Two members of 1970s rock band Orleans have sued Warner Music Group and its subsidiary label Warner Records over a dispute regarding royalty deductions the companies instituted that the members claim weren’t disclosed to them.

Still active today, Orleans saw its mainstream success in the mid-1970s with hits including “Dance with Me” and Still the One.” Longtime Orleans members John Hall and Lance Hoppen filed their class action lawsuit last week, alleging that Warner has been deducting royalties from them through International “intercompany charges,” where Warner’s foreign affiliate companies cut into what the label pays the artists.

Hall and Hoppen claim they weren’t aware of this fee and believed their royalties were a complete 50/50 split. Warner, the suit alleges, “sought to minimize the revenues paid to Plaintiffs and Class Members for digital streaming by engaging in improper accounting practices for earnings generated outside the United States.”

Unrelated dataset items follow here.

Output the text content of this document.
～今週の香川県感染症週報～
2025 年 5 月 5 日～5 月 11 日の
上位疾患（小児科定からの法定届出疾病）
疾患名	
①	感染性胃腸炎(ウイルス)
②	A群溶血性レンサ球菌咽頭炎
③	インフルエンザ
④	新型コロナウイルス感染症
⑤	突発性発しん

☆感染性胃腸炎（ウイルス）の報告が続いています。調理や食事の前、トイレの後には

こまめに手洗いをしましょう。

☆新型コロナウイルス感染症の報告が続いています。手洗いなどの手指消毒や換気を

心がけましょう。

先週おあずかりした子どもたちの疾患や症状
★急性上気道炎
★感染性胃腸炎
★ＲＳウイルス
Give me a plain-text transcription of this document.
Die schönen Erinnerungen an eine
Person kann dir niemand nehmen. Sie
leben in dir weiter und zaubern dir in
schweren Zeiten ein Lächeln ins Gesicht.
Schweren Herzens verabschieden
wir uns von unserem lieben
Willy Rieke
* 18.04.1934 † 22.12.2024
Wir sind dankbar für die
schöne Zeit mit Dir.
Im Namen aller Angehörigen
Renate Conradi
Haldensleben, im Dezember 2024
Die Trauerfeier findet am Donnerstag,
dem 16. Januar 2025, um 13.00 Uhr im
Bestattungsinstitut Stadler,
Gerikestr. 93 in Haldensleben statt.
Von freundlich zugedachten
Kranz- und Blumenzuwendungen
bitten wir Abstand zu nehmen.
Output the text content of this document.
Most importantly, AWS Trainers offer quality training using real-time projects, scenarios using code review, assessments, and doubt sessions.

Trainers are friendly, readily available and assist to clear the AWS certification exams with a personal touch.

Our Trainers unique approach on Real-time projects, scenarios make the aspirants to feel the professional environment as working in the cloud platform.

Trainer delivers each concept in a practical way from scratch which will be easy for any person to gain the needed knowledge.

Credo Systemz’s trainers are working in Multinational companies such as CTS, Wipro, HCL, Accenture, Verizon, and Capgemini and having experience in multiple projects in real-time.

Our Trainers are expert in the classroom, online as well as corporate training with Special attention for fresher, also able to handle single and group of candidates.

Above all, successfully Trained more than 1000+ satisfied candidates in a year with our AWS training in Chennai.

Along with the suit, Hall supplied a royalty statement he got from Warner last year, which as the suit notes, includes a section that would mark royalty deductions, but that section was left blank. Aside from the alleged lack of disclosure, Hall and Hoppen’s suit criticizes the actual fee itself, referring to foreign fees as “a relic of the days when the collection of revenues from foreign record sales entailed significant labor.”

Today, digital music distribution is much easier than shipping and hawking physical product, making such deductions less justifiable. The practice, according to the suit “reflects [Warner’s] ability to manipulate their foreign affiliate practices with no commercial justification beyond self-enrichment.”

Part of the origin of Orleans’s suit comes from how old their recording contract is and how much the music business has changed since then; older record contracts are more likely to have outdated terms. While music consumption was driven completely by physical sales before the digital age, today, sales are almost entirely from streaming. Such technology didn’t exist and therefore wasn’t stipulated in Orleans’ contract, leaving it less definitive for how streaming would be handled for the band. The suit states Warner told the band they’d be getting digital royalty statements and didn’t specify any extra terms.

As Hall’s royalty statement shows, a large majority of Orleans’ royalties come just from the U.S. In the six-month period from July through December, of the nearly $68,000 Orleans’s catalog brought in, about 93% came from U.S. sales. While it isn’t clear exactly how much was deducted through the hidden foreign fees, unless they were dramatically high, most of Orleans’ sales likely came from the States. But if Warner enacted a similar policy across a significant number of legacy artists, the fees would likely add up to a large sum.

It isn’t immediately clear if this suit will proceed as a class action lawsuit; as Complete Music Update reported last year, singer Lenny Williams sued Warner over similar claims in 2021, but his case wasn’t granted class action status.

Among the counts listed in the suit are fraud and breach of contract. WMG declined to comment on the suit.